Preheat oven to 350° F. Line two sheet pans with parchment paper.
In a stand mixer with a beater attachment, cream together the melted butter and sugars until well combined.
Add the egg and yolk, one at a time, mixing after each addition. Add vanilla and mix to combine.
Scrape down the sides and bottom of the bowl.
In a medium-sized bowl, whisk together the flour, baking soda, cocoa powder, and salt.
Set mixer to low. Slowly add in the dry ingredients.
Once the last traces of flour disappear, mix in the chocolate chunks. Do not over-mix.
Remove bowl from mixer and run a rubber spatula around the bottom to make sure everything has been incorporated.
Dole out about 18, 2-tablespoon dough balls (I like to use a cookie or ice cream scoop) onto the parchment-lined pans, leaving about 2 inches between each ball.

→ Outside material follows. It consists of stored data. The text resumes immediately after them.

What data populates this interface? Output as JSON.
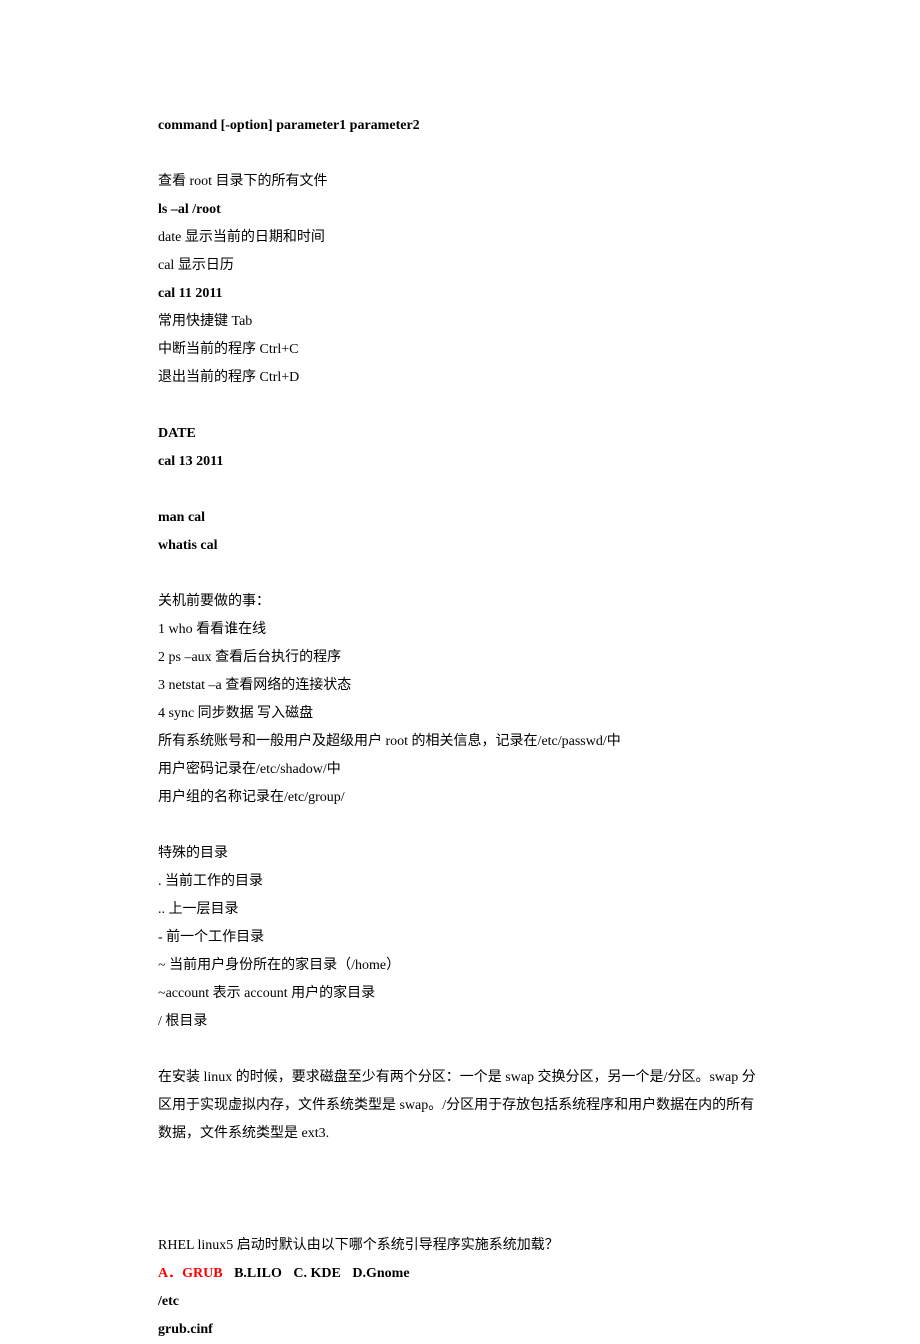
{
  "line1": "command [-option] parameter1 parameter2",
  "block2": {
    "l1": "查看 root 目录下的所有文件",
    "l2": "ls –al /root",
    "l3": "date  显示当前的日期和时间",
    "l4": "cal  显示日历",
    "l5": "cal 11 2011",
    "l6": "常用快捷键 Tab",
    "l7": "中断当前的程序  Ctrl+C",
    "l8": "退出当前的程序  Ctrl+D"
  },
  "block3": {
    "l1": "DATE",
    "l2": "cal 13 2011"
  },
  "block4": {
    "l1": "man cal",
    "l2": "whatis cal"
  },
  "block5": {
    "l1": "关机前要做的事：",
    "l2": "1 who  看看谁在线",
    "l3": "2 ps –aux  查看后台执行的程序",
    "l4": "3 netstat –a  查看网络的连接状态",
    "l5": "4 sync  同步数据  写入磁盘",
    "l6": "所有系统账号和一般用户及超级用户 root 的相关信息，记录在/etc/passwd/中",
    "l7": "用户密码记录在/etc/shadow/中",
    "l8": "用户组的名称记录在/etc/group/"
  },
  "block6": {
    "l1": "特殊的目录",
    "l2": ".  当前工作的目录",
    "l3": "..  上一层目录",
    "l4": "-      前一个工作目录",
    "l5": "~  当前用户身份所在的家目录（/home）",
    "l6": "~account  表示 account 用户的家目录",
    "l7": "/  根目录"
  },
  "block7": {
    "l1": "在安装 linux 的时候，要求磁盘至少有两个分区：一个是 swap 交换分区，另一个是/分区。swap 分区用于实现虚拟内存，文件系统类型是 swap。/分区用于存放包括系统程序和用户数据在内的所有数据，文件系统类型是 ext3."
  },
  "block8": {
    "q": "RHEL linux5  启动时默认由以下哪个系统引导程序实施系统加载？",
    "a": "A．GRUB",
    "b": "B.LILO",
    "c": "C. KDE",
    "d": "D.Gnome",
    "l3": "/etc",
    "l4": "grub.cinf"
  }
}
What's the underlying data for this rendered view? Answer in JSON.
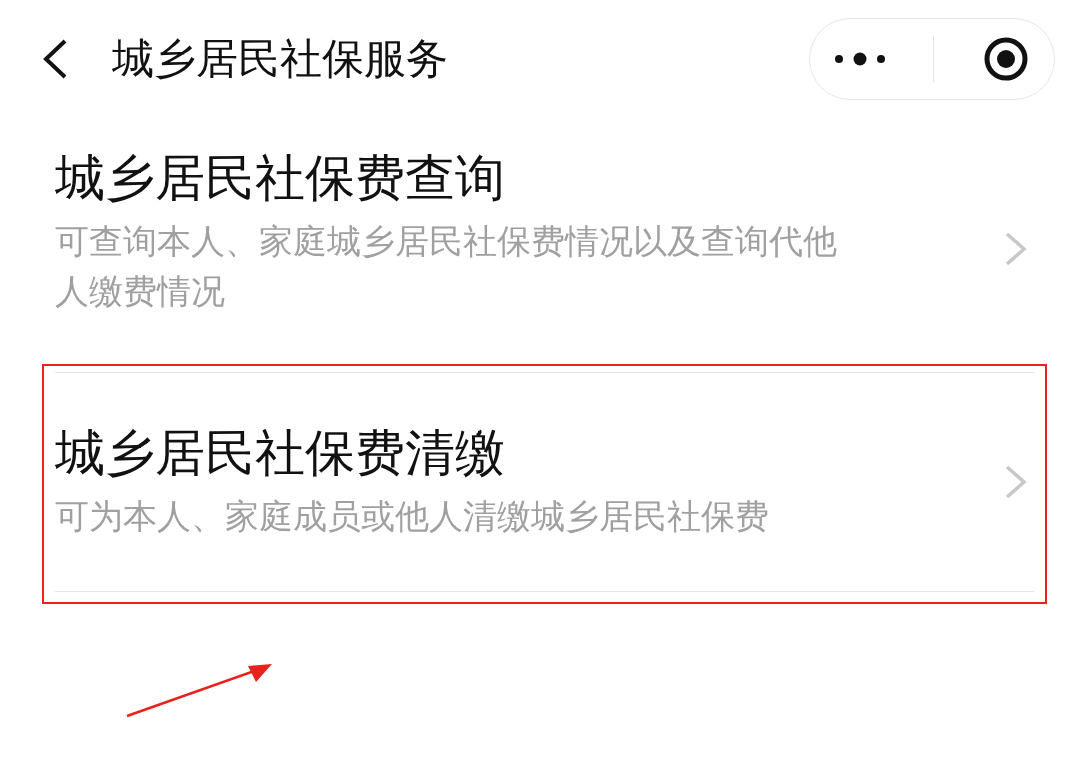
{
  "nav_bar": {
    "title": "城乡居民社保服务"
  },
  "items": [
    {
      "title": "城乡居民社保费查询",
      "description": "可查询本人、家庭城乡居民社保费情况以及查询代他人缴费情况",
      "highlighted": false
    },
    {
      "title": "城乡居民社保费清缴",
      "description": "可为本人、家庭成员或他人清缴城乡居民社保费",
      "highlighted": true
    }
  ],
  "annotations": [
    {
      "kind": "arrow"
    }
  ]
}
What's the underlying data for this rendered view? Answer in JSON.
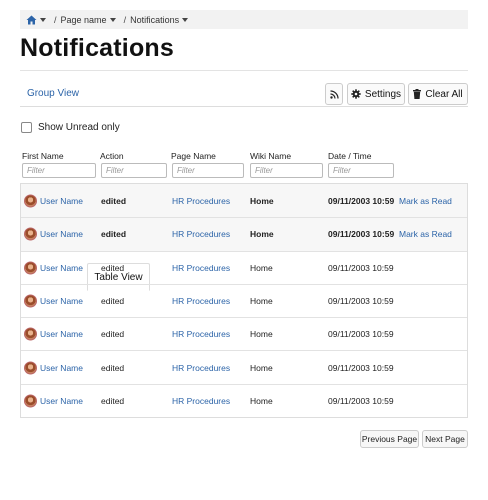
{
  "breadcrumb": {
    "home_icon": "home-icon",
    "separator": "/",
    "page_name": "Page name",
    "current": "Notifications"
  },
  "page_title": "Notifications",
  "tabs": [
    {
      "label": "Group View",
      "active": false
    },
    {
      "label": "Table View",
      "active": true
    }
  ],
  "toolbar": {
    "rss_icon": "rss-icon",
    "settings_label": "Settings",
    "clear_all_label": "Clear All"
  },
  "filter_toggle": {
    "label": "Show Unread only",
    "checked": false
  },
  "columns": [
    {
      "label": "First Name",
      "filter_placeholder": "Filter"
    },
    {
      "label": "Action",
      "filter_placeholder": "Filter"
    },
    {
      "label": "Page Name",
      "filter_placeholder": "Filter"
    },
    {
      "label": "Wiki Name",
      "filter_placeholder": "Filter"
    },
    {
      "label": "Date / Time",
      "filter_placeholder": "Filter"
    }
  ],
  "rows": [
    {
      "user": "User Name",
      "action": "edited",
      "page": "HR Procedures",
      "wiki": "Home",
      "date": "09/11/2003 10:59",
      "unread": true,
      "mark_label": "Mark as Read"
    },
    {
      "user": "User Name",
      "action": "edited",
      "page": "HR Procedures",
      "wiki": "Home",
      "date": "09/11/2003 10:59",
      "unread": true,
      "mark_label": "Mark as Read"
    },
    {
      "user": "User Name",
      "action": "edited",
      "page": "HR Procedures",
      "wiki": "Home",
      "date": "09/11/2003 10:59",
      "unread": false,
      "mark_label": ""
    },
    {
      "user": "User Name",
      "action": "edited",
      "page": "HR Procedures",
      "wiki": "Home",
      "date": "09/11/2003 10:59",
      "unread": false,
      "mark_label": ""
    },
    {
      "user": "User Name",
      "action": "edited",
      "page": "HR Procedures",
      "wiki": "Home",
      "date": "09/11/2003 10:59",
      "unread": false,
      "mark_label": ""
    },
    {
      "user": "User Name",
      "action": "edited",
      "page": "HR Procedures",
      "wiki": "Home",
      "date": "09/11/2003 10:59",
      "unread": false,
      "mark_label": ""
    },
    {
      "user": "User Name",
      "action": "edited",
      "page": "HR Procedures",
      "wiki": "Home",
      "date": "09/11/2003 10:59",
      "unread": false,
      "mark_label": ""
    }
  ],
  "pager": {
    "previous_label": "Previous Page",
    "next_label": "Next Page"
  },
  "colors": {
    "link": "#2c64a8",
    "unread_row_bg": "#f7f7f7",
    "breadcrumb_bg": "#f2f2f2"
  }
}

Chill the pre-portioned dough in the fridge for 20 minutes. (This is crucial because it firms them up so they don't spread as much.)
Bake for 7 minutes, then swap and rotate the trays to promote even baking, giving each tray a solid *thwap* on the counter before returning to the oven.
Bake for 7 more minutes, then remove from the oven. After five minutes, transfer the cookies to a cooling rack.